Jukir Jangan Paksakan Kapasitas Kendaraan

Sejumlah juru parkir mendengarkan materi yang disampaikan salah seorang narasumber pada pelatihan dan pembekalan di Restoran Diamond, Laweyan, Solo, Kamis (22/11). (suaramerdeka.com/M Ilham Baktora)
Sejumlah juru parkir mendengarkan materi yang disampaikan salah seorang narasumber pada pelatihan dan pembekalan di Restoran Diamond, Laweyan, Solo, Kamis (22/11). (suaramerdeka.com/M Ilham Baktora)

SOLO, suaramerdeka.com - Kepala Dinas Perhubungan Surakarta, Hari Prihatno, meminta petugas parkir selalu disiplin menggunakan seragam parkir, celana panjang, dan sepatu saat bertugas. Seragam selalu dipakai saat bertugas dan tidak boleh dipinjamkan kepada orang lain.

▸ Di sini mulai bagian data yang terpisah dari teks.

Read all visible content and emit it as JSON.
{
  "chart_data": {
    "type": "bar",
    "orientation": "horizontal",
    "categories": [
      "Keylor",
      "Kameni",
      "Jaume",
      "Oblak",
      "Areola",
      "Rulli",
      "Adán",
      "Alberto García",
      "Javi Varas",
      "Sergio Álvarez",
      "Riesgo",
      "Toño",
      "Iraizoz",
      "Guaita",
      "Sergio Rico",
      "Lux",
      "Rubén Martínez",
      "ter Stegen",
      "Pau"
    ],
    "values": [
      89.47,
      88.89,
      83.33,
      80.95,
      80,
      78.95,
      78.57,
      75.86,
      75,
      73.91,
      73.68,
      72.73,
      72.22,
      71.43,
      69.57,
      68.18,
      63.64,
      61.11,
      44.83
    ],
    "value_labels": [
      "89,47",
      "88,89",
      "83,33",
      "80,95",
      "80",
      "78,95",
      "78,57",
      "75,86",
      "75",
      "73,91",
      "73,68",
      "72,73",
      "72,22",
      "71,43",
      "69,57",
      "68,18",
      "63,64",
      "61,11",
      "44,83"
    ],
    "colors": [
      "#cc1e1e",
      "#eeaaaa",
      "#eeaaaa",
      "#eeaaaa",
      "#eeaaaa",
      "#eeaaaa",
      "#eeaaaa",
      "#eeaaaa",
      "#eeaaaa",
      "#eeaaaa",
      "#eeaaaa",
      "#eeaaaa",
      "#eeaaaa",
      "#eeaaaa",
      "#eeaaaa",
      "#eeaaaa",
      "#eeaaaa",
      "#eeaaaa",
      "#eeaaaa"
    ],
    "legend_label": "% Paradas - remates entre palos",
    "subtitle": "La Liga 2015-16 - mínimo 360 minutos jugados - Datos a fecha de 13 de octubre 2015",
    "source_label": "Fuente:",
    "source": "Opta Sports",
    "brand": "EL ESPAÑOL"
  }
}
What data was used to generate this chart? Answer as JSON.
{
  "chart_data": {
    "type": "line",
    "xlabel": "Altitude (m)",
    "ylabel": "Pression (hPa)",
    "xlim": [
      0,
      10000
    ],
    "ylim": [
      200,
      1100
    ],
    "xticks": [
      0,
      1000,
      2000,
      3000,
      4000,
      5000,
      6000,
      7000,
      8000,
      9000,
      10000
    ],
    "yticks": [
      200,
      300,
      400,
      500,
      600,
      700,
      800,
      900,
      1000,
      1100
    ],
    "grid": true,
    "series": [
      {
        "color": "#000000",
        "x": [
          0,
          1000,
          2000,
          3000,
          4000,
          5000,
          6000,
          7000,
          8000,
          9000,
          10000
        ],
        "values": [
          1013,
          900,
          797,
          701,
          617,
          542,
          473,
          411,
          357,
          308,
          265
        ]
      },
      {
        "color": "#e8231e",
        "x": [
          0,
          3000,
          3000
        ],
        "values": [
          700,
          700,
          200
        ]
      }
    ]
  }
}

‘’Ini dalam rangka mengangkat harkat, martabat petugas supaya masyarakat tidak menilai jelek dan tentunya membangun kepercayaan kepada mereka,’’ kata Hari, saat memberikan paparan pada pelatihan dan pembekalan juru parkir di Restoran Diamond, Laweyan, Solo, Kamis (22/11).

Hari juga mengingatkan, jukir disiplin dalam mengatur jumlah kendaraan sesuai kapasitas tertampung di sebuah kawasan. ‘’Jangan karena event besar dan ingin mendapat pendapatan lebih, kendaraan dipaksakan masuk dan dampaknya bakal terjadi kemacetan,’’ kata dia.

Kegiatan pelatihan tersebut merupakan kelanjutan perubahan kebijakan terkait zonasi. Usai memaparkan kebijakan tersebut pada segenap masyarakat dan pemangku kebijakan lingkup kewilayahan Kota Bengawan, giliran pengelola parkir dan jukir dibidik dalam agenda sosialisasi itu.

"Pelatihan itu diikuti 1.650 peserta terdiri dari 250 pengelola parkir dan 1.400 petugas parkir yang tersebar di berbagai zona, seperti zona C, D mau pun E. Pelatihan dan pembekalan teknis bertujuan untuk meningkatkan kualitas SDM petugas parkir bebas dari kegiatan dari pungutan liar (pungli)," jelas Hari.

Pembekalan itu dinilai penting lantaran perubahan zonasi berdampak pada kewajiban retribusi yang dibebankan pada pengguna jasa parkir. Pemkot mengubah kebijakan dalam sistem zonasi ruang parkir. Dengan demikian, beberapa lahan parkir tepi jalan yang mengalami perubahan zona mendapat konsekuensi berubahnya besaran retribusi parkir.